£100,000 is exactly at the threshold where the Personal Allowance taper begins. Take-home is approximately £67,557 per year — £5,630 per month. At this precise salary, the full Personal Allowance of £12,570 is still retained — but any income above this triggers the taper.
Between £100,000 and £125,140, the Personal Allowance is withdrawn at £1 for every £2 of income above the threshold. This creates an effective marginal rate of around 60% — far higher than the headline 40% or 45% rates. Pension contributions can restore the allowance.

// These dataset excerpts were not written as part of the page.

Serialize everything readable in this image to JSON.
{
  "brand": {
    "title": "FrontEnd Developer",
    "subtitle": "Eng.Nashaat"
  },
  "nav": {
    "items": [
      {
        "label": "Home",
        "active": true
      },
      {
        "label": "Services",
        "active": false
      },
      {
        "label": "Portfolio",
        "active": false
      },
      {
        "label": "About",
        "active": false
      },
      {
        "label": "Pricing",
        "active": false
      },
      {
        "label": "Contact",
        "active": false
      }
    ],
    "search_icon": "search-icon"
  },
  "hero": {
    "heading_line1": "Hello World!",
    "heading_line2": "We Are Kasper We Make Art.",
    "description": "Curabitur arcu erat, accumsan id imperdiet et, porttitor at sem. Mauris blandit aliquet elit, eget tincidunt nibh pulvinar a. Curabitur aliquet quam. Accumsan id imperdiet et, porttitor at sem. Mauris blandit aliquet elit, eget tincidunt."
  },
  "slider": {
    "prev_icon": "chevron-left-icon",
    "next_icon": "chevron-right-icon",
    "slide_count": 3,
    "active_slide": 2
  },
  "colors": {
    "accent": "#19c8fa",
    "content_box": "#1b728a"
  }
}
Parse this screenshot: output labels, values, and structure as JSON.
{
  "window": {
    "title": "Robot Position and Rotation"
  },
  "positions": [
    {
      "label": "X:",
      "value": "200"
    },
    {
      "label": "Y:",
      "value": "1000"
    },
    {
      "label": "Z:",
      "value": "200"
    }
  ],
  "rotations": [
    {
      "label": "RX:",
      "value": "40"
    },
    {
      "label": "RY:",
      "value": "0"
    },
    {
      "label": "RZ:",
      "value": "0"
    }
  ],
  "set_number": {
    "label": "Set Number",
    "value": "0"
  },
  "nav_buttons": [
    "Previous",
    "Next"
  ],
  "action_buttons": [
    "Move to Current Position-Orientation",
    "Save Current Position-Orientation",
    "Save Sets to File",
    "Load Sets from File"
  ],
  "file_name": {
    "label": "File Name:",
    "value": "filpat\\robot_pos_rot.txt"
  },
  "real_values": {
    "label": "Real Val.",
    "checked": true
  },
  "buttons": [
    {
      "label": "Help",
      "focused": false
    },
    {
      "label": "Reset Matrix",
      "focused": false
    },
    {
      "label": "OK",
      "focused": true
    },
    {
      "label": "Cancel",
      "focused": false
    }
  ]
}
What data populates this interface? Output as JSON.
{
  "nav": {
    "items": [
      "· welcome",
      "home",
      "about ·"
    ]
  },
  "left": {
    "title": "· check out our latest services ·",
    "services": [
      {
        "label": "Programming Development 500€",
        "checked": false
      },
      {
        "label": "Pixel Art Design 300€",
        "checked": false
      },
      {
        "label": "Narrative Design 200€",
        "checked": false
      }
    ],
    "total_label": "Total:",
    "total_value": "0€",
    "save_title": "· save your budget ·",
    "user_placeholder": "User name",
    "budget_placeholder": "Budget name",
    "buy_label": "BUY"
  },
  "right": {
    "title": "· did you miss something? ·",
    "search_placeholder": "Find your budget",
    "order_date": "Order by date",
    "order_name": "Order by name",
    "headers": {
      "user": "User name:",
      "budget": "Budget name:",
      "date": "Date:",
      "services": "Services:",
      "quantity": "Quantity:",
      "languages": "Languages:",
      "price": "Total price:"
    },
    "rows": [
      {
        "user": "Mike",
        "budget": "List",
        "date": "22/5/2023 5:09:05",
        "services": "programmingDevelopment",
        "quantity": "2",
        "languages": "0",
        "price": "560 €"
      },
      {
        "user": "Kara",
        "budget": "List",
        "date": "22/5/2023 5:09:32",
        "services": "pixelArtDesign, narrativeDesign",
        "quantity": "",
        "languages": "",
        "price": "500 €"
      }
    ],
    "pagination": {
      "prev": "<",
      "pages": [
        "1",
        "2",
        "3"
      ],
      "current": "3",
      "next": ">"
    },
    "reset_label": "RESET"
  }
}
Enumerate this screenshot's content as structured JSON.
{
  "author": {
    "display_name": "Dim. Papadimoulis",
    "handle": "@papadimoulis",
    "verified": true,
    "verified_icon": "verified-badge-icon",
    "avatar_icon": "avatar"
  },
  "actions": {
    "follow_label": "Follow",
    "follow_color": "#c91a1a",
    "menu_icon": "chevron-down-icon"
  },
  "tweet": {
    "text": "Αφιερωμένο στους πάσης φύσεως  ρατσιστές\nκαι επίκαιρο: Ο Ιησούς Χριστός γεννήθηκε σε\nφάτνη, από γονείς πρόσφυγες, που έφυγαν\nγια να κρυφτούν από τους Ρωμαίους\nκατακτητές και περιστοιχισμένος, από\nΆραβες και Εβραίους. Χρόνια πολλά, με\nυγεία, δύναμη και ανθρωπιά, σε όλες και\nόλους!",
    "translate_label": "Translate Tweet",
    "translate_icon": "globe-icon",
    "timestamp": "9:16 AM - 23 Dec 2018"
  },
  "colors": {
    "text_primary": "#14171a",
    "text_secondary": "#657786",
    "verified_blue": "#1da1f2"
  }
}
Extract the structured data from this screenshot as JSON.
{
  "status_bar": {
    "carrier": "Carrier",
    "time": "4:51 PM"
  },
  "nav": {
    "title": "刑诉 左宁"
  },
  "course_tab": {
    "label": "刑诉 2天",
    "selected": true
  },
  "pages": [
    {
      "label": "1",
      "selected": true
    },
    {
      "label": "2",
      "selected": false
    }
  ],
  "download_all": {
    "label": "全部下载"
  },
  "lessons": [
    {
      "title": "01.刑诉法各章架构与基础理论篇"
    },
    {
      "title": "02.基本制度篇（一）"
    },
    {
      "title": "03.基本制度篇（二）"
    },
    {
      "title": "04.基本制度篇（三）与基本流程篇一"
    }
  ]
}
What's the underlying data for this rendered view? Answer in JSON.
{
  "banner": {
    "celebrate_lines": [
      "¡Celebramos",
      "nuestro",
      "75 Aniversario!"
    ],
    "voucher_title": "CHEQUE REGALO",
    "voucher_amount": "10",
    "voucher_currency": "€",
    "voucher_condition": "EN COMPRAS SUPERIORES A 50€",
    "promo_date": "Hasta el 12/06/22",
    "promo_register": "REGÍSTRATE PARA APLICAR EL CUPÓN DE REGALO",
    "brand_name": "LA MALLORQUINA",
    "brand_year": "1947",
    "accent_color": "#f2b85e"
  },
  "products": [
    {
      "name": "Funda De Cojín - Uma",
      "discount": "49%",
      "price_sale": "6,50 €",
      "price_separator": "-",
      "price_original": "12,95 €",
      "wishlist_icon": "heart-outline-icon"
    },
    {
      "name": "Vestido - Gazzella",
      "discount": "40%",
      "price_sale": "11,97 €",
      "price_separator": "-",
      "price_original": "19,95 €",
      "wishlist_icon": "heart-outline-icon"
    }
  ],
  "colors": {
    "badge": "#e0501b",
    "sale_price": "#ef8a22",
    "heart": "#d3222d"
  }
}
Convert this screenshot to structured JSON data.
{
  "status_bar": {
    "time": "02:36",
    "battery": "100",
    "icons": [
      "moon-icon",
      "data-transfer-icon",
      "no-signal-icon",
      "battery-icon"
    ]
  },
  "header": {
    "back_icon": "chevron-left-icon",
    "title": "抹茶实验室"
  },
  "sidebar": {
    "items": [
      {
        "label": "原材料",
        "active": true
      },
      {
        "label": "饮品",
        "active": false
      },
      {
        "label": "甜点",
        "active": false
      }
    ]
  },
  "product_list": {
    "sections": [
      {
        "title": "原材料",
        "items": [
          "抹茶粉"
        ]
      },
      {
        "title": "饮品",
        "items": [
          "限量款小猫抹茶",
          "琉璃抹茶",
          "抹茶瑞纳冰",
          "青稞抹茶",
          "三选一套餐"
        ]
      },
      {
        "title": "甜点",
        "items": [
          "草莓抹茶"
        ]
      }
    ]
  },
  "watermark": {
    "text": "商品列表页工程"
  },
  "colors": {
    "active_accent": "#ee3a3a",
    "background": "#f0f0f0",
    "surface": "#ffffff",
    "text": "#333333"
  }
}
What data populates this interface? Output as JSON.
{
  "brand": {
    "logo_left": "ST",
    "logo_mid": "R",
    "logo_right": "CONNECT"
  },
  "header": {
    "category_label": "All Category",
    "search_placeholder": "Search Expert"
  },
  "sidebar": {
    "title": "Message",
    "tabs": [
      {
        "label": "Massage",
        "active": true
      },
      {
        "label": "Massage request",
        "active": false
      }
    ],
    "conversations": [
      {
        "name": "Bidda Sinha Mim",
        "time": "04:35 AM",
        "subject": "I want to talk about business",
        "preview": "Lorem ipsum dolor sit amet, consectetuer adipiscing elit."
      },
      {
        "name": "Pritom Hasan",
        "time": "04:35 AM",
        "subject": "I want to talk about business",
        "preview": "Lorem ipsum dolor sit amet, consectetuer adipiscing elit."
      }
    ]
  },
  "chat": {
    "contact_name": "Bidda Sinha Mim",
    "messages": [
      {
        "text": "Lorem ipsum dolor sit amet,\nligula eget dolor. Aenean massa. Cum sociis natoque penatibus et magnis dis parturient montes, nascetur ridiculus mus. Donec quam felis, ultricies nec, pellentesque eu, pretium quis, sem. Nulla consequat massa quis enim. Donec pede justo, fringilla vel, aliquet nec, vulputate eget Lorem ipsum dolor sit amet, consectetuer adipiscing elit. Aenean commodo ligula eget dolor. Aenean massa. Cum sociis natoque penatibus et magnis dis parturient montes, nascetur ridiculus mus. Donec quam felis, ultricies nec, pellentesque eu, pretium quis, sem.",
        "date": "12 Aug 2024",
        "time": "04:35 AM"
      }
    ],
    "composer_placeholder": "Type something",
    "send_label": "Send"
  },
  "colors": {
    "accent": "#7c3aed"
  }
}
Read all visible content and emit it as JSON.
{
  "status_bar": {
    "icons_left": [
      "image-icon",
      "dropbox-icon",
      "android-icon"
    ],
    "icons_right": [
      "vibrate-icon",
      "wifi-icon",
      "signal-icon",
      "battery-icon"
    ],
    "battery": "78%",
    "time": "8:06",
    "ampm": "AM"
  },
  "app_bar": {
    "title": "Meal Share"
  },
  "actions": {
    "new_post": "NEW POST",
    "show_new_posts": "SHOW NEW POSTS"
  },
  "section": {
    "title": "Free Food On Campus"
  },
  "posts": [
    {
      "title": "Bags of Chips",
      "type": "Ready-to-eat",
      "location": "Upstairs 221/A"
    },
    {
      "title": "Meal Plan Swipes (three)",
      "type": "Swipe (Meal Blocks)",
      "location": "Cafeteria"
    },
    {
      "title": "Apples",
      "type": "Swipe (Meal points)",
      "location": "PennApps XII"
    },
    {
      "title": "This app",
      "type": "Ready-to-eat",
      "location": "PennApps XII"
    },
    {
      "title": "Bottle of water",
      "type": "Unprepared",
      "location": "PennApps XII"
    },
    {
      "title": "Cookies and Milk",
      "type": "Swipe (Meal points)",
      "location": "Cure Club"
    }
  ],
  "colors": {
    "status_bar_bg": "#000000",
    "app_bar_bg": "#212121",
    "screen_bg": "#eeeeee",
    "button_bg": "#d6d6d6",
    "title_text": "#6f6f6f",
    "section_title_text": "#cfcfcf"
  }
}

| Item | Annual | Monthly |
|---|---|---|
| Gross salary | £100,000 | £8,333 |
| Personal Allowance (tax-free) | £12,570 | £1,047 |
| Income Tax | −£27,432 | −£2,286 |
| Employee National Insurance | −£4,011 | −£334 |
| Take-home pay | £68,557 | £5,713 |
NI is 2% on all earnings above £50,270.
£100,000 is the most important income threshold in the UK tax system. This is where the Personal Allowance taper begins, and where the effective marginal tax rate jumps to approximately 60% on income between here and £125,140. Every pound earned in this zone costs 60p in combined tax.
The mechanism: For every £2 of adjusted net income above £100,000, HMRC withdraws £1 of Personal Allowance. Since that £1 of allowance was protecting income taxed at 40%, losing it costs an additional 40p in tax — on top of the 40p already paid on the extra £2 income. The total: 60p per £2, or 60%.
The pension solution: Gross pension contributions reduce adjusted net income pound-for-pound. A £5,000 pension contribution when you're at exactly £100,000 ANI prevents the taper from starting at all. The contribution saves you approximately £2,000 in additional tax (restoring £2,500 of PA × 40%) plus the normal 40% relief on the contribution itself.
Act before 5 April: If your salary is exactly £100,000 and you have no other income, you're at the threshold. A bonus, interest payment, or rental receipt that takes you even £1 over starts the taper. Review your ANI position before each tax year end.